A uniform disc of mass $M$ and radius $R$ is attached to a block of mass $m$ by means of a light string and a light pulley fixed at the top of an inclined plane of inclination $\theta$. The string is wrapped around the disc. The disc rolls down the incline. If $M=6\text{m}$ and $\theta ={30}^{\circ }$, the acceleration of the centre of mass of the disc is: (Assume no slipping at any contact point)

• A. $\frac{g}{6}$
• B. $\frac{g}{13}$
• C. $\frac{g}{16}$
• D. $g$

Answer 1

The correct option is B $\frac{g}{13}$

Figure (a) and (b) shows the free body diagrams of the disc and the block.

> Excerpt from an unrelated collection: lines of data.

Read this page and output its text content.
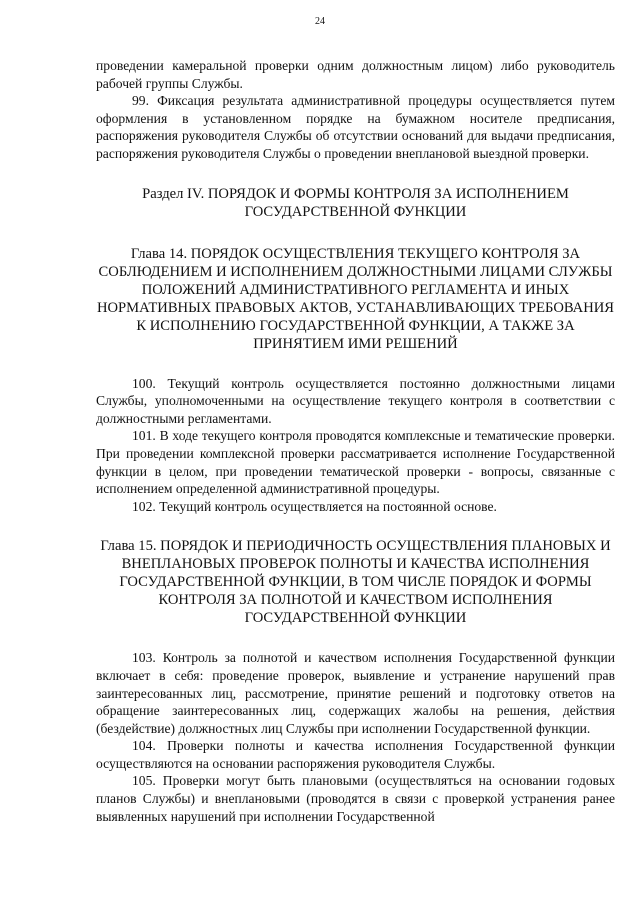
24

проведении камеральной проверки одним должностным лицом) либо руководитель рабочей группы Службы.

99. Фиксация результата административной процедуры осуществляется путем оформления в установленном порядке на бумажном носителе предписания, распоряжения руководителя Службы об отсутствии оснований для выдачи предписания, распоряжения руководителя Службы о проведении внеплановой выездной проверки.

Раздел IV. ПОРЯДОК И ФОРМЫ КОНТРОЛЯ ЗА ИСПОЛНЕНИЕМ ГОСУДАРСТВЕННОЙ ФУНКЦИИ

Глава 14. ПОРЯДОК ОСУЩЕСТВЛЕНИЯ ТЕКУЩЕГО КОНТРОЛЯ ЗА СОБЛЮДЕНИЕМ И ИСПОЛНЕНИЕМ ДОЛЖНОСТНЫМИ ЛИЦАМИ СЛУЖБЫ ПОЛОЖЕНИЙ АДМИНИСТРАТИВНОГО РЕГЛАМЕНТА И ИНЫХ НОРМАТИВНЫХ ПРАВОВЫХ АКТОВ, УСТАНАВЛИВАЮЩИХ ТРЕБОВАНИЯ К ИСПОЛНЕНИЮ ГОСУДАРСТВЕННОЙ ФУНКЦИИ, А ТАКЖЕ ЗА ПРИНЯТИЕМ ИМИ РЕШЕНИЙ

100. Текущий контроль осуществляется постоянно должностными лицами Службы, уполномоченными на осуществление текущего контроля в соответствии с должностными регламентами.

101. В ходе текущего контроля проводятся комплексные и тематические проверки. При проведении комплексной проверки рассматривается исполнение Государственной функции в целом, при проведении тематической проверки - вопросы, связанные с исполнением определенной административной процедуры.

102. Текущий контроль осуществляется на постоянной основе.

Глава 15. ПОРЯДОК И ПЕРИОДИЧНОСТЬ ОСУЩЕСТВЛЕНИЯ ПЛАНОВЫХ И ВНЕПЛАНОВЫХ ПРОВЕРОК ПОЛНОТЫ И КАЧЕСТВА ИСПОЛНЕНИЯ ГОСУДАРСТВЕННОЙ ФУНКЦИИ, В ТОМ ЧИСЛЕ ПОРЯДОК И ФОРМЫ КОНТРОЛЯ ЗА ПОЛНОТОЙ И КАЧЕСТВОМ ИСПОЛНЕНИЯ ГОСУДАРСТВЕННОЙ ФУНКЦИИ

103. Контроль за полнотой и качеством исполнения Государственной функции включает в себя: проведение проверок, выявление и устранение нарушений прав заинтересованных лиц, рассмотрение, принятие решений и подготовку ответов на обращение заинтересованных лиц, содержащих жалобы на решения, действия (бездействие) должностных лиц Службы при исполнении Государственной функции.

104. Проверки полноты и качества исполнения Государственной функции осуществляются на основании распоряжения руководителя Службы.

105. Проверки могут быть плановыми (осуществляться на основании годовых планов Службы) и внеплановыми (проводятся в связи с проверкой устранения ранее выявленных нарушений при исполнении Государственной
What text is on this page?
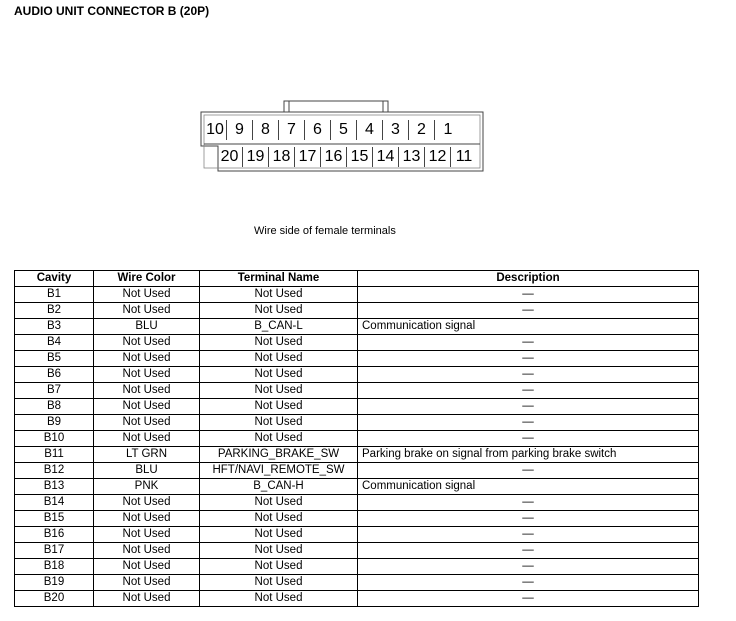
AUDIO UNIT CONNECTOR B (20P)
10 9	8	7	6	5	4	3	2	1
20 19 18 17 16 15 14 13 12 11
Wire side of female terminals
Cavity	Wire Color	Terminal Name	Description
B1	Not Used	Not Used	—
B2	Not Used	Not Used	—
B3	BLU	B_CAN-L	Communication signal
B4	Not Used	Not Used	—
B5	Not Used	Not Used	—
B6	Not Used	Not Used	—
B7	Not Used	Not Used	—
B8	Not Used	Not Used	—
B9	Not Used	Not Used	—
B10	Not Used	Not Used	—
B11	LT GRN	PARKING_BRAKE_SW	Parking brake on signal from parking brake switch
B12	BLU	HFT/NAVI_REMOTE_SW	—
B13	PNK	B_CAN-H	Communication signal
B14	Not Used	Not Used	—
B15	Not Used	Not Used	—
B16	Not Used	Not Used	—
B17	Not Used	Not Used	—
B18	Not Used	Not Used	—
B19	Not Used	Not Used	—
B20	Not Used	Not Used	—
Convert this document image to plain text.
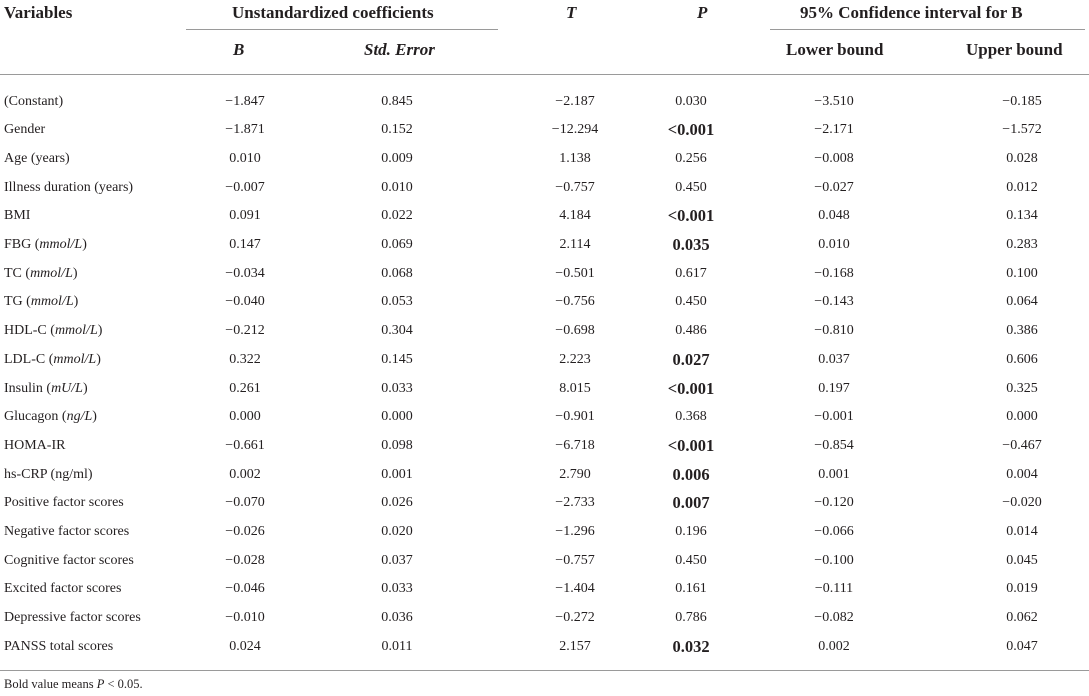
Variables	Unstandardized coefficients	T	P	95% Confidence interval for B
B	Std. Error	Lower bound	Upper bound
(Constant)	−1.847	0.845	−2.187	0.030	−3.510	−0.185
Gender	−1.871	0.152	−12.294	<0.001	−2.171	−1.572
Age (years)	0.010	0.009	1.138	0.256	−0.008	0.028
Illness duration (years)	−0.007	0.010	−0.757	0.450	−0.027	0.012
BMI	0.091	0.022	4.184	<0.001	0.048	0.134
FBG (mmol/L)	0.147	0.069	2.114	0.035	0.010	0.283
TC (mmol/L)	−0.034	0.068	−0.501	0.617	−0.168	0.100
TG (mmol/L)	−0.040	0.053	−0.756	0.450	−0.143	0.064
HDL-C (mmol/L)	−0.212	0.304	−0.698	0.486	−0.810	0.386
LDL-C (mmol/L)	0.322	0.145	2.223	0.027	0.037	0.606
Insulin (mU/L)	0.261	0.033	8.015	<0.001	0.197	0.325
Glucagon (ng/L)	0.000	0.000	−0.901	0.368	−0.001	0.000
HOMA-IR	−0.661	0.098	−6.718	<0.001	−0.854	−0.467
hs-CRP (ng/ml)	0.002	0.001	2.790	0.006	0.001	0.004
Positive factor scores	−0.070	0.026	−2.733	0.007	−0.120	−0.020
Negative factor scores	−0.026	0.020	−1.296	0.196	−0.066	0.014
Cognitive factor scores	−0.028	0.037	−0.757	0.450	−0.100	0.045
Excited factor scores	−0.046	0.033	−1.404	0.161	−0.111	0.019
Depressive factor scores	−0.010	0.036	−0.272	0.786	−0.082	0.062
PANSS total scores	0.024	0.011	2.157	0.032	0.002	0.047
Bold value means P < 0.05.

Disc is rolling without sliding. Hence, $a_{cm}=\alpha R$
Here, $T=$ tension in the string
and $f=$ frictional force between the disc and the incline

From $\sum F_x=Ma$ (along the inclined plane),
For the disc: $Mg\sin \theta -T-f=M{a}_{cm}...\left(1\right)$
For block: $T-mg=ma...\left(2\right)$

Acceleration of the point on the periphery of the disc where string is attached $=a_{cm}+\alpha R=2a_{cm}$
[$\because$ for pure rolling $a_{cm}=\alpha R$]
From the string constraint, $a=2a_{cm}$. Therefore
$T-mg=2m{a}_{cm}...\left(3\right)$

Net torque on the disc is
$fR-TR=I\alpha$
$\Rightarrow fR-TR=\frac{M{R}^2}{2}\times \frac{a_{cm}}{R}$
$\Rightarrow f=T+\frac{1}{2}M{a}_{cm}...\left(4\right)$

Putting (4) in (1) we get
$Mg\sin \theta -2T=\frac{3}{2}M{a}_{cm}$ .....$\left(5\right)$
Using (3) and (5) we get
$Mg\sin \theta -2(mg+2m{a}_{cm})=\frac{3}{2}M{a}_{cm}$
$\Rightarrow a_{cm}=\left[\frac{(M\sin \theta -2m)}{(\frac{3}{2}M+4m)}\right]g...\left(6\right)$
Putting $M=6m$ and $\theta ={30}^{\circ }$ in (6),
we get $a_{cm}=\frac{g}{13}$
So the correct choice is (b).